No-one had given Munster a chance. After losing five of their opening seven URC matches this season, Munster languished in 14th place in the league table and the critics were circling around Graham Rowntree in his first season as head coach. After Johann van Graan's sudden departure for Bath last season, the former Leicester, England and Lions prop was promoted to the top gig for the first time in his career. At the time, Rowntree's appointment was seen as a gamble – and, earlier this season, the nay-sayers were arguing that it had not paid off.

How wrong they were. Rowntree, alongside attack guru Mike Prendergast – a Limerick native who cut his coaching cloth at some of France’s snazziest clubs – has reinvigorated Munster, instilling a panache, ambition and belief that had been desperately lacking, but that came to the fore in Cape Town on Saturday.

It is worth remembering at this juncture how Rowntree ended up on the Irish west coast. The former loosehead was sacked by the Rugby Football Union – alongside head coach Stuart Lancaster and his assistants Andy Farrell and Mike Catt – after England’s disappointing 2015 World Cup campaign, where the hosts failed to progress from the pool stages for the first time in the tournament’s history.

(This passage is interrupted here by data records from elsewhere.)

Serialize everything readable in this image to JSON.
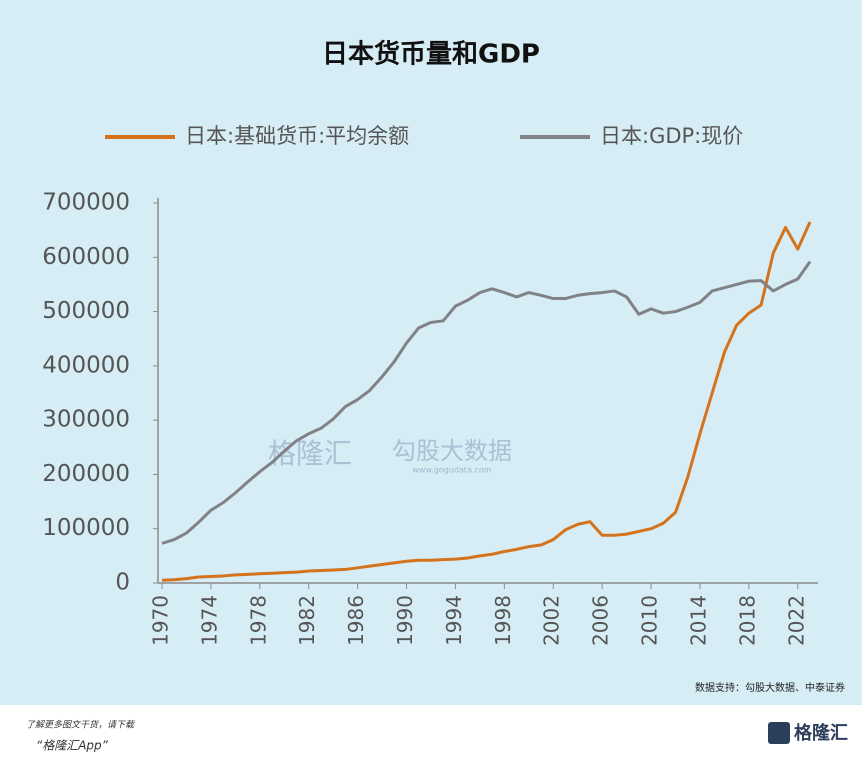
{
  "chart_data": {
    "type": "line",
    "title": "日本货币量和GDP",
    "x": [
      1970,
      1971,
      1972,
      1973,
      1974,
      1975,
      1976,
      1977,
      1978,
      1979,
      1980,
      1981,
      1982,
      1983,
      1984,
      1985,
      1986,
      1987,
      1988,
      1989,
      1990,
      1991,
      1992,
      1993,
      1994,
      1995,
      1996,
      1997,
      1998,
      1999,
      2000,
      2001,
      2002,
      2003,
      2004,
      2005,
      2006,
      2007,
      2008,
      2009,
      2010,
      2011,
      2012,
      2013,
      2014,
      2015,
      2016,
      2017,
      2018,
      2019,
      2020,
      2021,
      2022,
      2023
    ],
    "series": [
      {
        "name": "日本:基础货币:平均余额",
        "color": "#d4731b",
        "values": [
          5000,
          6000,
          8000,
          11000,
          12000,
          13000,
          15000,
          16000,
          17000,
          18000,
          19000,
          20000,
          22000,
          23000,
          24000,
          25000,
          28000,
          31000,
          34000,
          37000,
          40000,
          42000,
          42000,
          43000,
          44000,
          46000,
          50000,
          53000,
          58000,
          62000,
          67000,
          70000,
          80000,
          98000,
          108000,
          113000,
          88000,
          88000,
          90000,
          95000,
          100000,
          110000,
          130000,
          195000,
          275000,
          350000,
          425000,
          475000,
          497000,
          512000,
          608000,
          655000,
          615000,
          665000
        ]
      },
      {
        "name": "日本:GDP:现价",
        "color": "#808285",
        "values": [
          73000,
          80000,
          92000,
          112000,
          134000,
          148000,
          166000,
          186000,
          205000,
          222000,
          243000,
          262000,
          275000,
          285000,
          302000,
          325000,
          338000,
          355000,
          380000,
          408000,
          442000,
          470000,
          480000,
          483000,
          510000,
          521000,
          535000,
          542000,
          535000,
          527000,
          535000,
          530000,
          524000,
          524000,
          530000,
          533000,
          535000,
          538000,
          527000,
          495000,
          505000,
          497000,
          500000,
          508000,
          517000,
          538000,
          544000,
          550000,
          556000,
          557000,
          538000,
          550000,
          560000,
          592000
        ]
      }
    ],
    "xlim": [
      1970,
      2023
    ],
    "xticks": [
      1970,
      1974,
      1978,
      1982,
      1986,
      1990,
      1994,
      1998,
      2002,
      2006,
      2010,
      2014,
      2018,
      2022
    ],
    "ylim": [
      0,
      700000
    ],
    "yticks": [
      0,
      100000,
      200000,
      300000,
      400000,
      500000,
      600000,
      700000
    ],
    "grid": false
  },
  "watermark": [
    "格隆汇",
    "勾股大数据",
    "www.gogudata.com"
  ],
  "source": "数据支持：勾股大数据、中泰证券",
  "footer": {
    "line1": "了解更多图文干货，请下载",
    "line2": "“格隆汇App”",
    "logo": "格隆汇"
  }
}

Myopic RFU led to England talent drain

Despite an appreciation the writing was always going to be on the wall for that quartet after such a high-profile failure, the inescapable truth was that no-one in English rugby could possibly have been happy to see the back of them. These four Englishmen oversaw significant improvements with England after another World Cup debacle in 2011 and were coaches of esteem and integrity, respected by players and media alike.

Pressure is a cruel mistress and clearly it overwhelmed in 2015 but there was always an overriding sense of myopia in the RFU’s decision; a sense that the governing body was dismissing the quartet because it thought it had to rather than because it thought it was in the best interests of English rugby.

Sir Clive Woodward’s first World Cup in 1999 could not have been more at odds with his second in 2003, after all. Who knows what might have happened had the quartet survived their 2015 ignominy. Instead, the RFU opted for a certain Eddie Jones who, like that quartet, led England to some of their brightest days. Yet, England head into the 2023 World Cup with a head coach who will have only been in post 10 months by the time the tournament kicks off in September.

England rejects made Ireland world’s No 1 team

The RFU’s short-sightedness has now come back to bite them on the proverbial. Lancaster has proven himself as an inspirational, astute coach at Leinster and will head to Racing 92 next season with the keys to Dublin virtually in his pocket. Farrell and Catt have taken Ireland from World Cup underachievers to the world’s No 1 ranked team – with a Grand Slam and series win in New Zealand under their belts – and if they can banish Ireland’s global hoodoo in France later this year then they will have the keys to the entire country virtually in their pockets.

Before Saturday, however, that trio had already completed their respective journeys to redemption. They had banished their 2015 nightmare and rose from the ashes. The only one that remained was Rowntree. With Munster’s first major trophy since 2011, however, all four have now reached atonement. All four have proved their worth and Ireland are the beneficiaries. And, frighteningly, as is so often the case, English rugby is all the poorer for it.